Зинаида Николаевна при ближайшей встрече сказала мне, будто нехотя:
— Да, вы правы, в этом чистюльке, конечно, что-то есть… И о Лермонтове он тогда сказал необыкновенно тонко!
«Что-то» в нем, действительно, было. Что-то не вполне русское: жар, всегда ровный и не очень яркий, ум без разлада с сердцем, суховатая мечтательность, внимательная сдержанная верность. Не было друга, насчет которого могло бы возникнуть меньше сомнений, — в пустяшном ли, шутливом разговоре, «за спиной», когда все мы, по общей нашей слабости, говорим один о другом бог знает что, оставаясь при этом приятелями; в делах ли — важных, влияющих на ход жизни. Он был верен естественно, непроизвольно, без всякого напряжения, как он был добр естественно, без слезливости. Немножко «в футляре», как сказали бы о нем иные русские, склонные к демонстративной «распашке». Но я убежден, что ни жертва, ни подвиг не испугали бы его, почувствуй он их необходимость. В нем не было вспышек — полная противоположность Штейгеру, и в особенности Поплавскому! — а была постоянная естественная готовность сделать все то, для чего другим вспышки необходимы. Из фельзеновского поколения не могу вспомнить человека, в применении к которому слово «честный» приобретало бы смысл более глубокий.

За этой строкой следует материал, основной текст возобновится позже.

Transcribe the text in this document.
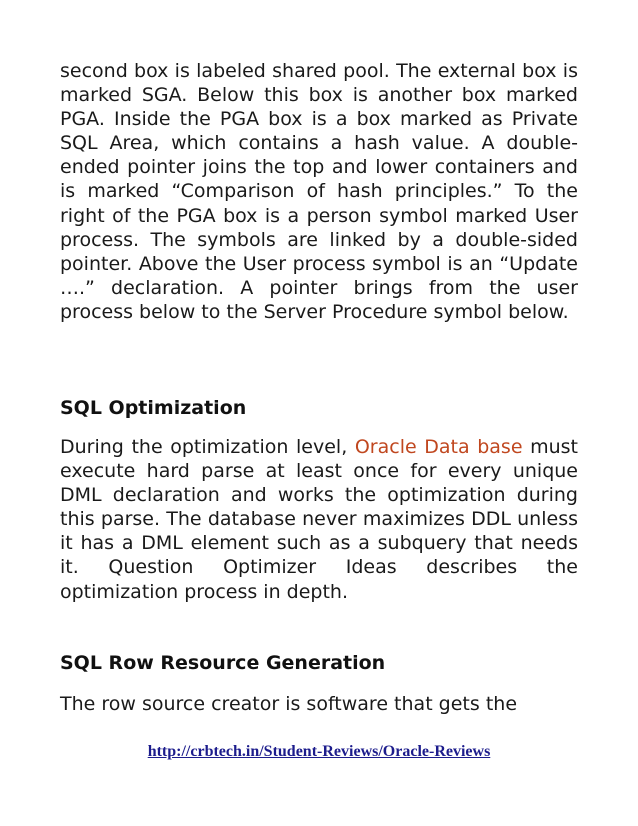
second box is labeled shared pool. The external box is marked SGA. Below this box is another box marked PGA. Inside the PGA box is a box marked as Private SQL Area, which contains a hash value. A double-ended pointer joins the top and lower containers and is marked “Comparison of hash principles.” To the right of the PGA box is a person symbol marked User process. The symbols are linked by a double-sided pointer. Above the User process symbol is an “Update ….” declaration. A pointer brings from the user process below to the Server Procedure symbol below.

SQL Optimization

During the optimization level, Oracle Data base must execute hard parse at least once for every unique DML declaration and works the optimization during this parse. The database never maximizes DDL unless it has a DML element such as a subquery that needs it. Question Optimizer Ideas describes the optimization process in depth.

SQL Row Resource Generation

The row source creator is software that gets the

http://crbtech.in/Student-Reviews/Oracle-Reviews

Писал он почти непрерывно, карандашом, на каких-то скомканных листках, которые вынимал из кармана, писал в кафе, на улице, в метро, без устали перечеркивая, исправляя, сокращая, дополняя. В особенности, дополняя. Ему все казалось, что не все он сказал. Не знаю, было ли у него настоящее, несомненное дарование, из тех, о которых невозможны споры. Он сам не тешил себя на этот счет никакими иллюзиями и, помню, однажды сказал, со своей всегдашней естественной, странно горделивой скромностью:
— У меня нет таланта. Но у меня есть призвание.
Что такое талант? Вечная тема о Моцарте и Сальери, с какой-то благодатно-моцартовской легкостью задетая Пушкиным, но далеко им не исчерпанная: тема солнечного и лунного света, тема теневой стороны, терпенья, зоркости, понимания всего того, чему в долгих мучениях учатся Сальери, чем бывают они обогащены и вознаграждены… Вероятно Фельзен по природе был из числа «безблагодатных». Но нетрудно было бы назвать некоторых доморощенных, мнимых, преуспевающих Моцартов, — с рассказиками и повестушками, где и люди, и пейзаж «совсем как живые» — которым опасно было бы его соседство. Фельзен никого не «берет за жабры». Творческая сущность его пассивна. Но дает он больше, чем кажется на первый взгляд, и кто сделает усилие, чтобы привыкнуть к его путанным, как будто бескостным, бесконечным периодам, к маниакальному нагромождению эпитетов, к душно-комнатной атмосфере его романов, к его призрачным, анемичным героям, к его вечной, единственной героине, наконец, к этой Леле, в которой есть кое-что от Беатриче, а кое-что от капризной парижской барышни, кто, одним словом, захочет в его произведения — хотя бы в роман «Повторение пройденного» — вчитаться, тот согласится, что в них есть поэтическое видение и психологическое открытие. Ни с какими другими книгами спутать их нельзя. Никакими другими книгами, пусть в сто тысяч раз более талантливыми и блестящими, их нельзя заменить. Лелю забываешь довольно скоро, но в памяти остается свет, которому нет имени.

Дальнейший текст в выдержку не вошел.